Ashwani K Singal, MD, MS
Karl E Anderson, MD, FACP
Section Editor
Stanley L Schrier, MD
Deputy Editor
Jennifer S Tirnauer, MD


The porphyrias are metabolic disorders caused by altered activity of enzymes in the heme biosynthetic pathway. Porphyria cutanea tarda (PCT; previously called symptomatic porphyria, chemical porphyria, toxic porphyria) is the most common of the porphyrias. PCT was named by Waldenström in 1937 to emphasize the predominant cutaneous manifestations and relatively late onset of disease [1]. An earlier name for PCT was chronic hematoporphyria (assigned by Günther in 1911) [2].

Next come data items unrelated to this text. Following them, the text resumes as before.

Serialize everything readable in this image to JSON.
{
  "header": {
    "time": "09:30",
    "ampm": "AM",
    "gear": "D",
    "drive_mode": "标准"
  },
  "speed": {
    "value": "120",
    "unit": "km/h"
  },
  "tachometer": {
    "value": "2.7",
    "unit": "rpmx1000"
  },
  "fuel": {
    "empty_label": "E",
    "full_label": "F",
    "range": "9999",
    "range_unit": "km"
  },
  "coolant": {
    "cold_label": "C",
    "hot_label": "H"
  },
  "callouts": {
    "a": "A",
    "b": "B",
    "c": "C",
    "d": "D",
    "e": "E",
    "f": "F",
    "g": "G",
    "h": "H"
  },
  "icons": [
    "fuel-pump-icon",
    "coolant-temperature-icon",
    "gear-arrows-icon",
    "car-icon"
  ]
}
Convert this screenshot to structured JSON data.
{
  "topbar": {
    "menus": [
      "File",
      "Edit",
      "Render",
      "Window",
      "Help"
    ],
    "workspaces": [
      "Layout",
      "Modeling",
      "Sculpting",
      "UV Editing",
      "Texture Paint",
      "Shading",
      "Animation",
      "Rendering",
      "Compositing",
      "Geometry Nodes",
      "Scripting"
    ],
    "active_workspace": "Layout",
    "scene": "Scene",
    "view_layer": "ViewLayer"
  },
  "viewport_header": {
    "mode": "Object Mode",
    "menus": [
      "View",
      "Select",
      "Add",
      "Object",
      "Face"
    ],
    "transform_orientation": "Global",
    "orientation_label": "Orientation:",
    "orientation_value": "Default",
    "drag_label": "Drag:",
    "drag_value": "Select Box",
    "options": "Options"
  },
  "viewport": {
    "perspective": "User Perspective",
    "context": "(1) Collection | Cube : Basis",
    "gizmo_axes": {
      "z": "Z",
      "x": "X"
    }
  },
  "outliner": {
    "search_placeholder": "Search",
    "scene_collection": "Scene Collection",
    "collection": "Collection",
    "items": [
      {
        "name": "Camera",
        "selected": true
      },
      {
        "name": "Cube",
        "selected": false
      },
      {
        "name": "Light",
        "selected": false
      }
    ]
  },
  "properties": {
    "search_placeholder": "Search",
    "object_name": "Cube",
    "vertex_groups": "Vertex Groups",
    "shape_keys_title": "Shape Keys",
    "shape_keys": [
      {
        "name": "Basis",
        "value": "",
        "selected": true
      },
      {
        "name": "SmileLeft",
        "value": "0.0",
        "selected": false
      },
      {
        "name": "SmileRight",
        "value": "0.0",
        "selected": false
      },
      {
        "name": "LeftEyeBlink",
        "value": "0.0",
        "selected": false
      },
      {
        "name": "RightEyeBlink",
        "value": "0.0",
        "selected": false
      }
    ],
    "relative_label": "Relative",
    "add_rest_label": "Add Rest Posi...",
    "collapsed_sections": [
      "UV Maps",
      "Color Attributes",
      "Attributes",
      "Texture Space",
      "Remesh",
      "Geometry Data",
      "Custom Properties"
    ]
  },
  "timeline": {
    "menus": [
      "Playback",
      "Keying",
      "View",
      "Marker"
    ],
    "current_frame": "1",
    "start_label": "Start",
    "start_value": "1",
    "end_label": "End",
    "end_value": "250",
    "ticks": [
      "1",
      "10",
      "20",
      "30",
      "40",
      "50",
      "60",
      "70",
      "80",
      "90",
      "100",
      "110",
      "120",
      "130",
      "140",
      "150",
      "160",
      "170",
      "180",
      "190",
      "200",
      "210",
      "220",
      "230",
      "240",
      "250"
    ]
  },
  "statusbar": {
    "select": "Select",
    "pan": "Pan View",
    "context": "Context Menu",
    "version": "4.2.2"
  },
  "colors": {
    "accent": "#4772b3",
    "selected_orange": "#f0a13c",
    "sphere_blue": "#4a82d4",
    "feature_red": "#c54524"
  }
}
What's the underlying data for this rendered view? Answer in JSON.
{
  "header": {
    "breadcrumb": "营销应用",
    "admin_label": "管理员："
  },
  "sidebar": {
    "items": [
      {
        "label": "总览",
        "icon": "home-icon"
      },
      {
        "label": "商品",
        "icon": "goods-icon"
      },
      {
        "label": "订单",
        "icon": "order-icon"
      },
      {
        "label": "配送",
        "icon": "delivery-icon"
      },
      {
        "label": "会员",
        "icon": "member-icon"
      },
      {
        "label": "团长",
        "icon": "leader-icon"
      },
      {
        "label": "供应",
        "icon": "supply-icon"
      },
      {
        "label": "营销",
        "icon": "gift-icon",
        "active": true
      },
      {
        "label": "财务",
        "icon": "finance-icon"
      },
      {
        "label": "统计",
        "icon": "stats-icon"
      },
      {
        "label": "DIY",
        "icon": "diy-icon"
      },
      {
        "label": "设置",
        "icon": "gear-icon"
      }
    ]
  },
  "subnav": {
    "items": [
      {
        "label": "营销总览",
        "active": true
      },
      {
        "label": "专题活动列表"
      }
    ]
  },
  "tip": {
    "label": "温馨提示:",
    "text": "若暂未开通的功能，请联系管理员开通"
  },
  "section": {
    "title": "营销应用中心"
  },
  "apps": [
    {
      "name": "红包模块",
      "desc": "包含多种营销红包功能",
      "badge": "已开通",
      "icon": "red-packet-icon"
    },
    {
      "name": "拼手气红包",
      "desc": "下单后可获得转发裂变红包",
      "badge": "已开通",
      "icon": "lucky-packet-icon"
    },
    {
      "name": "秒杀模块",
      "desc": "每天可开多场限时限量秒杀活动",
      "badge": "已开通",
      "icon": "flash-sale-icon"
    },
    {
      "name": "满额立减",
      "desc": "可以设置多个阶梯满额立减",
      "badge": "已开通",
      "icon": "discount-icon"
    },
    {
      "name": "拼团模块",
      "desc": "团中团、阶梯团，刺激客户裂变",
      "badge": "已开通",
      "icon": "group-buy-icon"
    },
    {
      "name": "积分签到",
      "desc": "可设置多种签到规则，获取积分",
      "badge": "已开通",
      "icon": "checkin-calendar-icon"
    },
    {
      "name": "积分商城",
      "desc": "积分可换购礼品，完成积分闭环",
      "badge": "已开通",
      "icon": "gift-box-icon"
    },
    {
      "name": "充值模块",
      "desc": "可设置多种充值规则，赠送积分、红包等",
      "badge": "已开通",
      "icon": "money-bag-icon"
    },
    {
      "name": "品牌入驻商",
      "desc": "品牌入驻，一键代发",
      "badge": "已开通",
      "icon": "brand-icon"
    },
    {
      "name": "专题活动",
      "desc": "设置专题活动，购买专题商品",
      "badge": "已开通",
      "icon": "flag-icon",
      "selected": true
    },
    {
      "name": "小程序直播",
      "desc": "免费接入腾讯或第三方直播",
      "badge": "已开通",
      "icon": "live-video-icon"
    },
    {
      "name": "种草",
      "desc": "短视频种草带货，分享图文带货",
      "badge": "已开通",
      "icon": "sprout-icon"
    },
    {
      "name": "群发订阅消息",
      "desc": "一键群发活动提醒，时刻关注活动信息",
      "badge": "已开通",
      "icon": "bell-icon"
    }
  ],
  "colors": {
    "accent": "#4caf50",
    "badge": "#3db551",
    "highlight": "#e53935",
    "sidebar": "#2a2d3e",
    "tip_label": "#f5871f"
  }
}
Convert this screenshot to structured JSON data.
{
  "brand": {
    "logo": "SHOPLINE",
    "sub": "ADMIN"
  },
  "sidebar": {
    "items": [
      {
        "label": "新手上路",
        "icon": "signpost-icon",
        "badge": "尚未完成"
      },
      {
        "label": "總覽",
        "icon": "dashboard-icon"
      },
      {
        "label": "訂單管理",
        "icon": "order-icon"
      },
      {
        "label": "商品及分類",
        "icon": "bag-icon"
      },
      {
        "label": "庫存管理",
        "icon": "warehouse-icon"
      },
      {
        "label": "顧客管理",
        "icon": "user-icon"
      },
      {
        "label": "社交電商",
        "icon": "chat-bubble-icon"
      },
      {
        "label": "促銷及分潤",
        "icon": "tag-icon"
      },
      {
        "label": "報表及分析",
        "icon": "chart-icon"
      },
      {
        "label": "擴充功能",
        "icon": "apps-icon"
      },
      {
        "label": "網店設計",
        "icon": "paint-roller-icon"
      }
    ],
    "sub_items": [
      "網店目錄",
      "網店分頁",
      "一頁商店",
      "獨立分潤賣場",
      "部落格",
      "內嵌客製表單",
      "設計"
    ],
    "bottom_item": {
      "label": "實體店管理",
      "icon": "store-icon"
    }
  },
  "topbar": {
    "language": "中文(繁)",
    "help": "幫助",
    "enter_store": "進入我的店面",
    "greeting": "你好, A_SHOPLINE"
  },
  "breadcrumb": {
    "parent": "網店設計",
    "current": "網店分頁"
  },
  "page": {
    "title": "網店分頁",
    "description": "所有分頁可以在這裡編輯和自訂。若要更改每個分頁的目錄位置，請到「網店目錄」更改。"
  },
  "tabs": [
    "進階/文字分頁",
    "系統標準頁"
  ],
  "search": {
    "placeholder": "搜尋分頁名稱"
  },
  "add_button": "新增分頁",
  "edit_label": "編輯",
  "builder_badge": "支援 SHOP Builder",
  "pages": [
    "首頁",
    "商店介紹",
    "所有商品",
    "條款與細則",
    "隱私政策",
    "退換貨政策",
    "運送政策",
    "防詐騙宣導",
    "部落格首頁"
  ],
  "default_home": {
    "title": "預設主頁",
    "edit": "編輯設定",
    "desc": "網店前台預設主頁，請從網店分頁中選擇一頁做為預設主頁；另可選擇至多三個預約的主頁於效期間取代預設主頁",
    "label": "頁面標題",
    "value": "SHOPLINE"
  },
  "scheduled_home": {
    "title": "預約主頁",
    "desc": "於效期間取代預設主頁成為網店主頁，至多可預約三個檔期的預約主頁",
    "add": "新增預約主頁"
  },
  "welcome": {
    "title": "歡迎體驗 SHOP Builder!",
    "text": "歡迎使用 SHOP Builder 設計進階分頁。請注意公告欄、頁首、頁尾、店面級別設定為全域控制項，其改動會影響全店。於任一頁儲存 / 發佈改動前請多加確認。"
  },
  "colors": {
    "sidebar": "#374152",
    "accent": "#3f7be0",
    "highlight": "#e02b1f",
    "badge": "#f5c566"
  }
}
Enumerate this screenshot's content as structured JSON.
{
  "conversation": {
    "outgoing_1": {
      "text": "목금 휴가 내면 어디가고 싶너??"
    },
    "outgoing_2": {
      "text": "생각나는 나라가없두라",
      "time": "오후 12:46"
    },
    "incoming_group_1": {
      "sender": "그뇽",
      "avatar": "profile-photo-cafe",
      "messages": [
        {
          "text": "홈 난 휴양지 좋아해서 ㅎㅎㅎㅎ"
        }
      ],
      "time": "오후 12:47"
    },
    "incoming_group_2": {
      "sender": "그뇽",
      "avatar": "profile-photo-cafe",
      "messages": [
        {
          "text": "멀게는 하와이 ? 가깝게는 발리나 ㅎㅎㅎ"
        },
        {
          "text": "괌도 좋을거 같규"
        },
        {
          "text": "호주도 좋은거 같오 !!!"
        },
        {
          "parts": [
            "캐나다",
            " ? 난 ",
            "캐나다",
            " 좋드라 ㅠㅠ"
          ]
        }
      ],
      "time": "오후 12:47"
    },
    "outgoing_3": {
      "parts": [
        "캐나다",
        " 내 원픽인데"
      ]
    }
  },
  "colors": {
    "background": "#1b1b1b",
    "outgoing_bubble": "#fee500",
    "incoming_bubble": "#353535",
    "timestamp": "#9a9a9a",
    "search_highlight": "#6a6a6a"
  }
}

This topic review discusses the pathogenesis, clinical manifestations, and diagnostic evaluation for PCT, caused by deficient activity of uroporphyrinogen decarboxylase (UROD) in the liver, with heterozygous UROD mutation sometimes contributing, and hepatoerythropoietic (HEP), an extremely rare condition caused by biallelic UROD mutation.

The management and prognosis of PCT and HEP are discussed in detail separately. (See "Porphyria cutanea tarda and hepatoerythropoietic porphyria: Management and prognosis".)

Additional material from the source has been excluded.